Ramesh wanted to take the supermarket challenge head on rather than running away from the business like many other small retailers. He studied the situation and explored various strategies to improve his fortune. He kept on saying to his wife: Nothing is impossible. We will definitely get back our customers.
He did the following:
Shifted to a nearby building where he got extra space in front of the shop to keep the goods. The rented space was the same (10x20 sq ft) and he managed to get the rent fixed for thousand rupees less than the amount paid to the previous owner.
He surveyed the large supermarkets in and around the residential colony and studied the products and services offered and the shopping behaviour of the customers. He contacted the distributors who can supply everything that is being sold in the large supermarkets in whatever small quantities he wanted.
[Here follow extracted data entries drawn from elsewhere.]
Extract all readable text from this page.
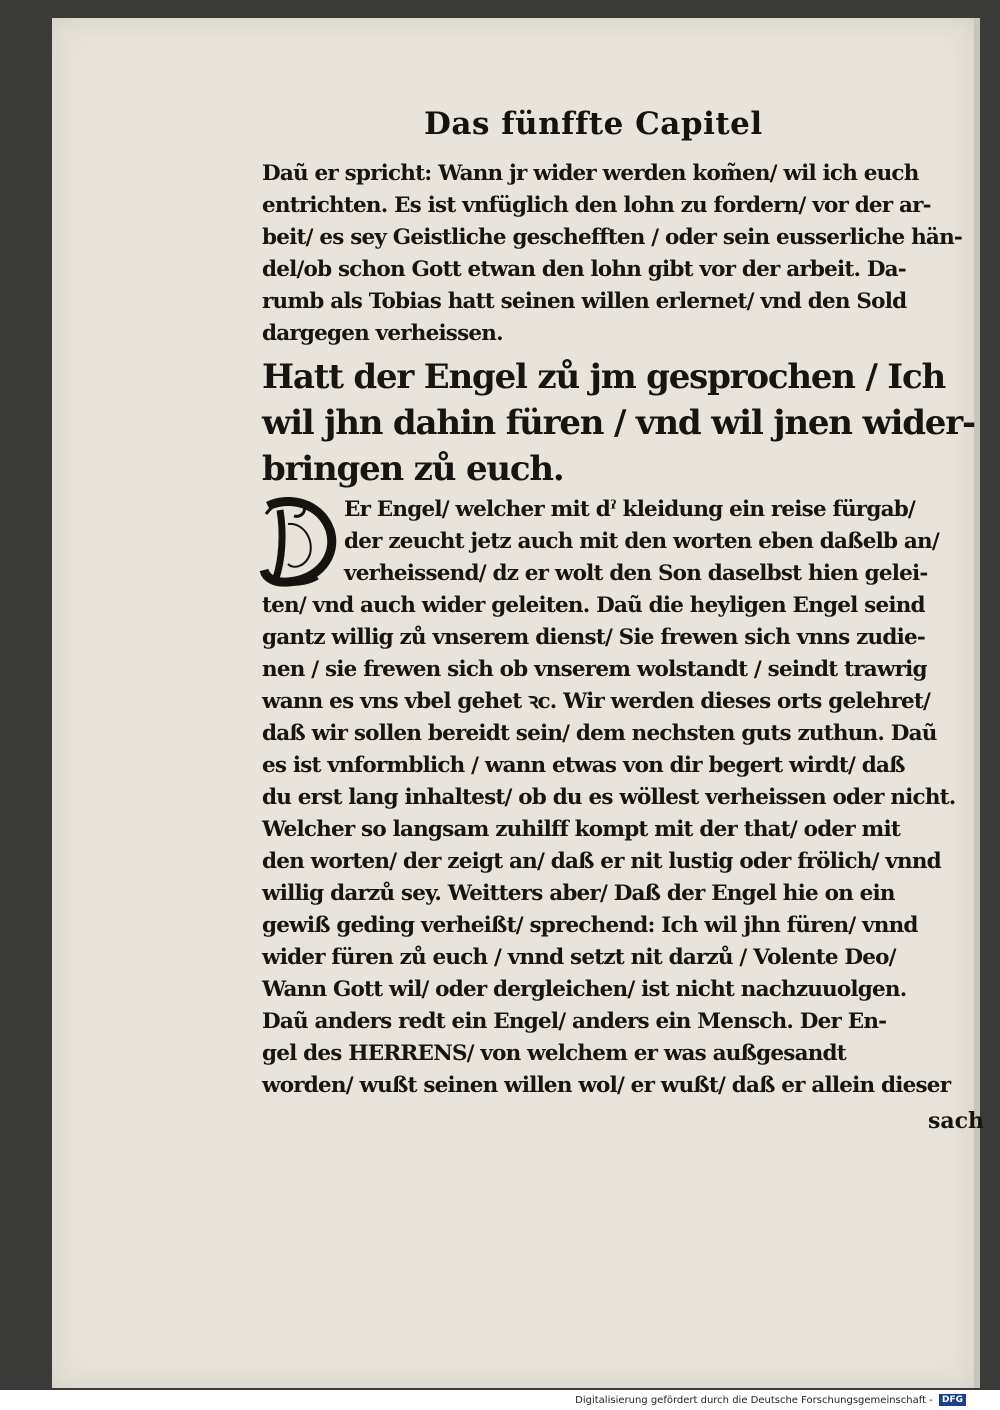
Das fünffte Capitel
Daũ er spricht: Wann jr wider werden kom̃en/ wil ich euch
entrichten. Es ist vnfüglich den lohn zu fordern/ vor der ar-
beit/ es sey Geistliche geschefften / oder sein eusserliche hän-
del/ob schon Gott etwan den lohn gibt vor der arbeit. Da-
rumb als Tobias hatt seinen willen erlernet/ vnd den Sold
dargegen verheissen.
Hatt der Engel zů jm gesprochen / Ich
wil jhn dahin füren / vnd wil jnen wider-
bringen zů euch.
Er Engel/ welcher mit dˀ kleidung ein reise fürgab/
der zeucht jetz auch mit den worten eben daßelb an/
verheissend/ dz er wolt den Son daselbst hien gelei-
ten/ vnd auch wider geleiten. Daũ die heyligen Engel seind
gantz willig zů vnserem dienst/ Sie frewen sich vnns zudie-
nen / sie frewen sich ob vnserem wolstandt / seindt trawrig
wann es vns vbel gehet ꝛc. Wir werden dieses orts gelehret/
daß wir sollen bereidt sein/ dem nechsten guts zuthun. Daũ
es ist vnformblich / wann etwas von dir begert wirdt/ daß
du erst lang inhaltest/ ob du es wöllest verheissen oder nicht.
Welcher so langsam zuhilff kompt mit der that/ oder mit
den worten/ der zeigt an/ daß er nit lustig oder frölich/ vnnd
willig darzů sey. Weitters aber/ Daß der Engel hie on ein
gewiß geding verheißt/ sprechend: Ich wil jhn füren/ vnnd
wider füren zů euch / vnnd setzt nit darzů / Volente Deo/
Wann Gott wil/ oder dergleichen/ ist nicht nachzuuolgen.
Daũ anders redt ein Engel/ anders ein Mensch. Der En-
gel des HERRENS/ von welchem er was außgesandt
worden/ wußt seinen willen wol/ er wußt/ daß er allein dieser
sach
Digitalisierung gefördert durch die Deutsche Forschungsgemeinschaft - DFG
He took the help of a friend who is an interior designer to design the shelves and interior of his small shop so that the space can be better utilized and the products are arranged in the most attractive manner. He ensured that the customers have access to all items where they could pick up the best for themselves. He got all the latest brands of items that are in regular demand. He appointed a boy for door delivery if the telephonic order is for more than Rs 100/-. The shop is opened from 6.15 in the morning till 11.15 in the night without a break. His wife manages the shop when he goes for his afternoon break. He even fixed a surveillance camera with a monitor in his small shop. Now most of the residents in the residential colony throng to Ramesh’s shop every day. Customers say that all grocery items, fruits, vegetables, ready to cook items, confectionaries, toiletries, and even essential stationery are available in this shop now. He ordered beautiful clothe bags from a wholesaler and given it free to the customers. No polythene bags are kept in his shop. In a city with acute traffic congestion, spiralling fuel costs, exorbitant parking fee and paucity of time, people started preferring this neighbourhood kirana shop for daily purchases. Visits of many residents to the large supermarket were reduced to once in a month.
Turnover in the shop increased almost three times. In the morning, it has become a practice for many to end their morning walk at this shop to buy fresh vegetables. People patiently wait for the billing. This is a one man shop: Kumar does everything and he is never tired.
There are many lessons one can learn from Ramesh. First, with proper strategy and innovation, any venture, however small it is, can be made successful in spite of various challenges. Second, people ultimately prefer quality at minimum cost, it doesn’t matter who provides it. Third, one should be wise enough to understand the expectations of the customers. For this, one needs to do research and market survey in own humble way and style. Knowledge is in fact free for those who seek sincerely. One need not necessarily hire a professional consultant to understand what is best for him. Fourth, with positive attitude, earnest desire to succeed and a willingness to be industrious, any David can defeat any Goliath. Remember the famous quote: ‘Tough times never last, but tough people do’.